SALABERRIA, FLORENCIA; PALLA, CAMILA; CARRÍN, MARIA ELENA

Rosario, Argentina

Congreso; World Congress on Oils & Fats; 2015

ASAGA

Lipases are biocatalysts used in a wide variety of industrial processes: food, drugs, biodiesel and detergents. Currently the most used lipases are from microbial and animal origin. However, in recent years, the study of plant lipases has become an interesting alternative for its wide availability and low cost. The commercial lipase from wheat germ (Sigma-Aldrich) is a product whose characterization and application in food has not been developed so far.

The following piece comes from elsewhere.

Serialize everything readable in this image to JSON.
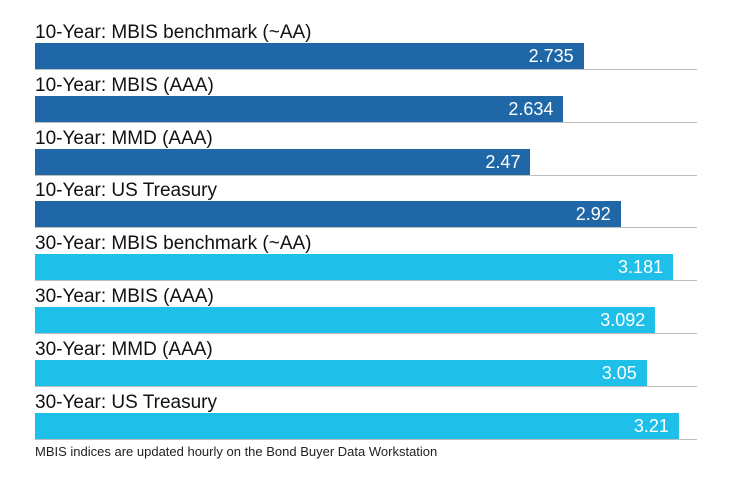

For this reason it was decided to perform some standard reactions as a general evaluation of the lipase activity (LA) of the enzyme under different reaction conditions.Hydrolysis, acidolysis and esterification reactions were tested in different media varying the enzyme concentration (0.0004-0.061 g/mltot) and reaction time (4, 24, 48 and 72 h). All experiments were conducted at 37 ° C, the optimum temperature for the enzyme according to bibliography. Hydrolysis was evaluated in two different media: M1 used by Sigma-Aldrich (M1: distilled water, Tris buffer pH 7.5, high oleic sunflower oil) and M2 (arabic gum, high oleic sunflower oil, phosphate buffer pH 7) which is a common medium used by several authors in reactions involving plant lipases. The hydrolytic activity was quantified by titration and GLC, where the internal standard method was used to quantify by-products prior derivatization. Esterification was performed with and without hexane using glycerol and butyric acid as substrates (1:10 and 8:1 molar ratio). Acidolysis was carried out in the presence of hexane with sunflower oil and stearic and palmitic acid as substrates (1:6 molar ratio).Hydrolytic activity by titration was 56±10 and 402±159 umol/gWGL?h gsusbtrate) for M1 and M2 respectively. On the other hand, the activity by chromatography was 30463±4435 and 14690±2362 umol/gWGL?h gsubstrate for M1 and M2, respectively, suggesting that the titration method might be subestimating the real activity of the enzyme. Esterification reactions in the presence of hexane reached higher global yields when increasing reaction time and enzyme concentration. Finally, acidolysis showed no activity even when the reaction time was 48 h.